HOUSTON—The leaders of OPEC and the International Energy Agency (IEA) issued warnings during a joint discussion at CERAWeek by IHS Markit on March 5 that the ongoing lack in upstream spending could result in a future energy crisis.
Faced with lower for longer oil prices, more and more producers turned to short-cycle projects, i.e. U.S. light-tight oil, in order to survive. The oil industry has yet to recover from the unprecedented two-year drop in investment, falling by about 25% a year in 2015-2016.
Further, the IEA sees little-to-no increase in upstream spending outside of the U.S. in 2018, said Fatih Birol, the agency’s executive director.
“This year, while many hope to see a strong rebound, we only see a small increase, about 6%. So we are far, far lower than what we have seen before we hit crisis,” Birol said citing the IEA’s Oil 2018 report, a five-year market analysis and forecast released on March 5.
The weak global investment picture remains a source of concern. “We lose each year one North Sea” or about 3 million barrels per day (MMbbl/d) from declining oil fields, he said.
More investments will be needed to offset these declines while also meet the IEA’s forecast for robust demand growth, more than 50% of which will come from China and India.
Boosted by economic growth in Asia and a resurgent petrochemicals industry in the U.S., the IEA predicts global oil demand will increase by 6.9 MMbbl/d to 104.7 MMbbl/d by 2023.
In fact, Birol said he sees, “No sign of peak oil at all.” And unless there is a change to the fundamentals, the effective global spare capacity cushion will fall to only 2.2% of demand by 2023, the lowest number since 2007, according to the IEA.
Mohammad Barkindo, OPEC Secretary General, echoed Birol’s concerns for future supply during the discussion, “We have seen a very sharp reduction in investment, particularly in long-cycle projects both onshore and offshore for almost two consecutive right into three consecutive years. And as Fatih has said, 2018 is not looking positive on the moment.”
Barkindo, who helped coordinate a landmark deal between OPEC and 24 non-OPEC countries to “literally rescue our industry from collapse,” issued a call for further cooperation among the world’s oil producers.

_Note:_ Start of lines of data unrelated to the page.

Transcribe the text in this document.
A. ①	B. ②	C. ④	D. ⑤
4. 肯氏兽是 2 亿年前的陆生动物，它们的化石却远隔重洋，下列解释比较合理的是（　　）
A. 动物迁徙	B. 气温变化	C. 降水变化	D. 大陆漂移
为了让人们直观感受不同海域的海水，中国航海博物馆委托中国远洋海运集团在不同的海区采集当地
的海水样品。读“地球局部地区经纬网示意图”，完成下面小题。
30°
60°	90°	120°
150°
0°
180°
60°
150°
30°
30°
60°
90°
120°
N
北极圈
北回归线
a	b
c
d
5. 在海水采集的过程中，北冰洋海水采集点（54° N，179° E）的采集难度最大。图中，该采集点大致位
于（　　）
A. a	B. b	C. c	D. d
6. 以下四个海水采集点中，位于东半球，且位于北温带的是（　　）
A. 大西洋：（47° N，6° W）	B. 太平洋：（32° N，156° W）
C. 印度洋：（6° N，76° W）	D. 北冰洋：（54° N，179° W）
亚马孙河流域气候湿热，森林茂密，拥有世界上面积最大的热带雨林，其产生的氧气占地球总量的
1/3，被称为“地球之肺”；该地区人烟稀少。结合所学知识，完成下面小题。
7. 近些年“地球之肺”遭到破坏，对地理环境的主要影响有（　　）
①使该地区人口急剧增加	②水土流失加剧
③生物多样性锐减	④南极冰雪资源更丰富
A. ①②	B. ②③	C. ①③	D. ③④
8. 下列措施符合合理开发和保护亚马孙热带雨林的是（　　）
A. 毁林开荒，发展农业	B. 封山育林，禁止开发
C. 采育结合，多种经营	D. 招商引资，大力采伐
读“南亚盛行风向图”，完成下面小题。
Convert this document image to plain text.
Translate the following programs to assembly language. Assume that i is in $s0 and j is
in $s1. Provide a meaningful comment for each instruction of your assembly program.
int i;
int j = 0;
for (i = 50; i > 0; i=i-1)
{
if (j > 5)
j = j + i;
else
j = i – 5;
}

“The global industry needs to focus on this emerging threat because we are sowing the seeds for a possible… future energy crisis that is not in the interest of this global economy,” he said.
Barkindo said the historic alliance between OPEC and non-OPEC producing countries, including Russia, is “all-inclusive and it is broad and it is open to all producers.”
“The issue of contraction of investments and some of the policy instruments that have been proposed to crowd out projects in the hydrocarbon sector is not in the interest of the industry, producers or consumers. And we see this alliance… as an assurance against future volatility, future price cycles,” he said.
OPEC was scheduled to hold a dinner on March 5 in Houston with U.S. shale firms, two industry sources said, Reuters reported last week.
Barkindo plus other OPEC officials were scheduled to attend the dinner, one of the sources said. A second source said the CEOs of U.S. shale companies of various sizes were invited, according to the Reuters report.